Kohli’s last six dismissals have come to spin – five of them to legspinners. It is down to trying too hard to score runs than just working the ball around, Kumble said.
“To start off against spin, on surfaces like that, you need a lot of confidence. He’s certainly trying too hard to maneuver that,” Kumble said. “He’s a good player of spin when he’s in form, when he’s wanting to just knock singles off and keep rotating the strike. Now he’s trying too hard to score runs rather than just maneuver, and that’s been his game plan.
“All players go through tough moments in their career, but I get a feeling watching him bat, I think he is putting a lot more pressure on himself. he just needs to relax a little bit and not worry too much about the outcome of what happens on the field rather than just go out there and have the freedom to just go and play naturally what he does really well.”
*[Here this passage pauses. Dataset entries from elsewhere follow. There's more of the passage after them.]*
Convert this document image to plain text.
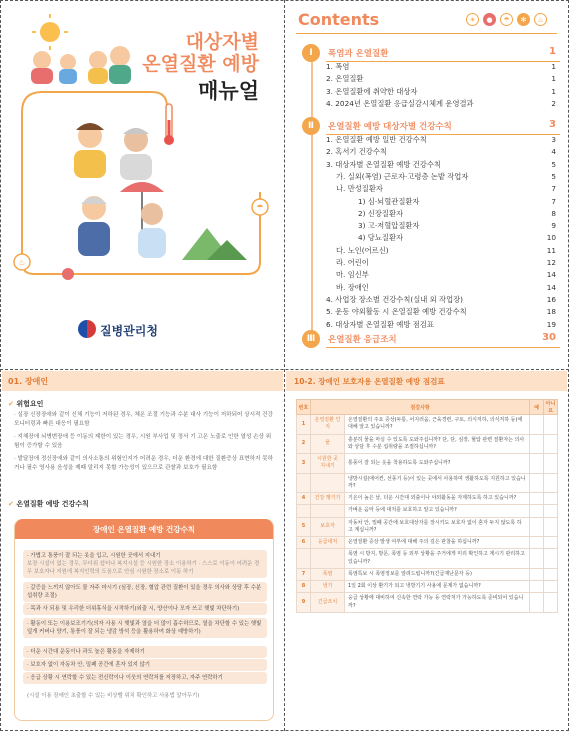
☂
♨
대상자별
온열질환 예방
매뉴얼
질병관리청
Contents	☀	●	☂	✻	♨
Ⅰ	폭염과 온열질환	1
1. 폭염	1
2. 온열질환	1
3. 온열질환에 취약한 대상자	1
4. 2024년 온열질환 응급실감시체계 운영결과	2
Ⅱ	온열질환 예방 대상자별 건강수칙	3
1. 온열질환 예방 일반 건강수칙	3
2. 혹서기 건강수칙	4
3. 대상자별 온열질환 예방 건강수칙	5
가. 실외(폭염) 근로자·고령층 논밭 작업자	5
나. 만성질환자	7
1) 심·뇌혈관질환자	7
2) 신장질환자	8
3) 고·저혈압질환자	9
4) 당뇨질환자	10
다. 노인(어르신)	11
라. 어린이	12
마. 임신부	14
바. 장애인	14
4. 사업장 장소별 건강수칙(실내 외 작업장)	16
5. 운동 야외활동 시 온열질환 예방 건강수칙	18
6. 대상자별 온열질환 예방 점검표	19
Ⅲ	온열질환 응급조치	30
01. 장애인
✔ 위험요인
· 실장 신장장애와 같이 신체 기능이 저하된 경우, 체온 조절 기능과 수분 대사 기능이 저하되어 상시적 건강 모니터링과 빠른 대응이 필요함
· 지체장애 뇌병변장애 등 이동의 제한이 있는 경우, 시원 부사업 및 정서 기 고온 노출로 인한 열성 손상 위험이 증가할 수 있음
· 발달장애 정신장애와 같이 의사소통의 위험인지가 어려운 경우, 더운 환경에 대한 질환증상 표현하지 못하거나 필수 영사용 음성을 제때 알리지 못할 가능성이 있으므로 관찰과 보호가 필요함
✔ 온열질환 예방 건강수칙
장애인 온열질환 예방 건강수칙
· 가볍고 통풍이 잘 되는 옷을 입고, 시원한 곳에서 지내기
보장 시설이 없는 경우, 무더위 쉼터나 복지시설 등 시원한 장소 이용하기 · 스스로 이동이 어려운 경우 보호자나 지원에 복지인력의 도움으로 안심 시원한 장소로 이동 하기
· 갈증을 느끼지 않아도 물 자주 마시기 (심장, 신장, 혈압 관련 질환이 있을 경우 의사와 상담 후 수분섭취량 조절)
· 목과 사 되용 및 우리한 더위휴식을 시작하기(외출 시, 양산이나 모자 쓰고 햇빛 차단하기)
· 활동이 또는 이용보조기기(의자 사용 시 햇빛과 열을 더 많이 흡수하므로, 열을 차단할 수 있는 햇빛 덮개 커버나 양기, 통풍이 잘 되는 냉감 방석 등을 활용하여 화상 예방하기)
· 더운 시간대 운동이나 과도 높은 활동을 자제하기
· 보호자 없이 자동차 안, 밀폐 공간에 혼자 있지 않기
· 응급 상황 시 연락할 수 있는 전신락이나 이웃의 연락처를 저장하고, 자주 연락하기
(시설 이용 장애인 초출할 수 있는 비상벨 위치 확인하고 사용법 알아두기)
10-2. 장애인 보호자용 온열질환 예방 점검표
번호	점검사항		예	아니요
1	온열질환 인지	온열질환의 주요 증상(두통, 어지러움, 근육경련, 구토, 의식저하, 의식저하 등)에 대해 알고 있습니까?		
2	물	충분히 물을 마실 수 있도록 도와주십니까? 단, 단, 심장, 혈압 관련 질환자는 의사와 상담 후 수분 섭취량을 조절하십니까?		
3	시원한 곳 지내기	통풍이 잘 되는 옷을 착용하도록 도와주십니까?		
		냉방시설(에어컨, 선풍기 등)이 있는 곳에서 사용하며 생활하도록 지원하고 있습니까?		
4	건강 행기기	기온이 높은 날, 더운 시간대 외출이나 야외활동을 자제하도록 하고 있습니까?		
		가벼운 음악 등에 대처를 보호하고 알고 있습니까?		
5	보호자	자동차 안, 밀폐 공간에 보호대상자를 장시키도 보호자 없이 혼자 두지 않도록 하고 계십니까?		
6	응급대처	온열질환 증상 발생 여부에 대해 주의 깊은 관찰을 하십니까?		
		폭염 시 방지, 방문, 폭염 등 외부 상황을 주거에게 미리 확인하고 계시기 관리하고 있습니까?		
7	폭염	폭염특보 시 폭염정보를 알려드립니까?(긴급재난문자 등)		
8	냉기	1일 2회 이상 환기가 되고 냉방기기 사용에 문제가 없습니까?		
9	긴급조치	응급 상황에 대비하여 신속한 연락 가능 등 연락처가 가능하도록 준비되어 있습니까?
“He’s in a tight corner, Virat Kohli. His confidence is still down,” Manjrekar said. “He wants to still show that he’s up there for a fight, and I am starting to see maybe there’s a little bit of bravado as well, and why not? You can’t be revealing what’s inside you.
“Now Rohit Sharma still has the big game. He can step out and hit a guy over extra cover and play the short-arm pull and willing to take chances. Virat Kohli doesn’t have the big game anymore. We’ve seen on occasion him playing the big shot but he can’t hit at will hit like a Shubman Gill does.
“What happened is, after that hundred in Australia, had he just carried on that form… you know it’s a confidence thing as well – when you’re out of form and you don’t have confidence you suddenly don’t quite get that power and the courage to hit the big shots.”
Kohli made an unbeaten 100 in the second innings in the first Test in Australia in Perth, but managed just 90 runs in the eight other innings he played in the series.
“That slip after Australia where he really struggled… I saw when he got a fifty against England in the one-day series, it was actually more of an insight into how Virat Kohli is batting,” Manjrekar said. “I thought he batted superbly in South Africa when India were there, in Australia that hundred came when already 300 runs were on the board. At this stage, I’m looking at him down on confidence.
“The batting mechanism is not staying with him. And you know what? There was somebody who said many years back to us that as you start ageing your luck also starts running out. And look at Virat Kohli, you’ve got to feel for him.
“What kind of a surface is he going to get for the next two matches? Surfaces that you would hate batting on. Slow, turning pitches. So it’s not helping his cause either.”
Manjrekar suggested that spinners are more confident trying to bowl aggressively to Kohli, knowing that he isn’t going to punish them with big shots.
“When he comes in to bat, the spinners come on. And once the spinners know that you’re not going to be hitting them for three sixes straight down the pitch or over midwicket – Rohit Sharma can still do it, KL Rahul can do it, Shubman Gill can do it – so the spinners also are bowling the kind of deliveries they’ll get wickets off because they don’t fear backlash from the batter.
“So he’s cornered in a way. What he needed in this tournament are flat pitches like the ones in Pakistan. But if he finds a way out of this and he finds another peak of Virat Kohli, that will tell you a lot more about the man and how he’s built.”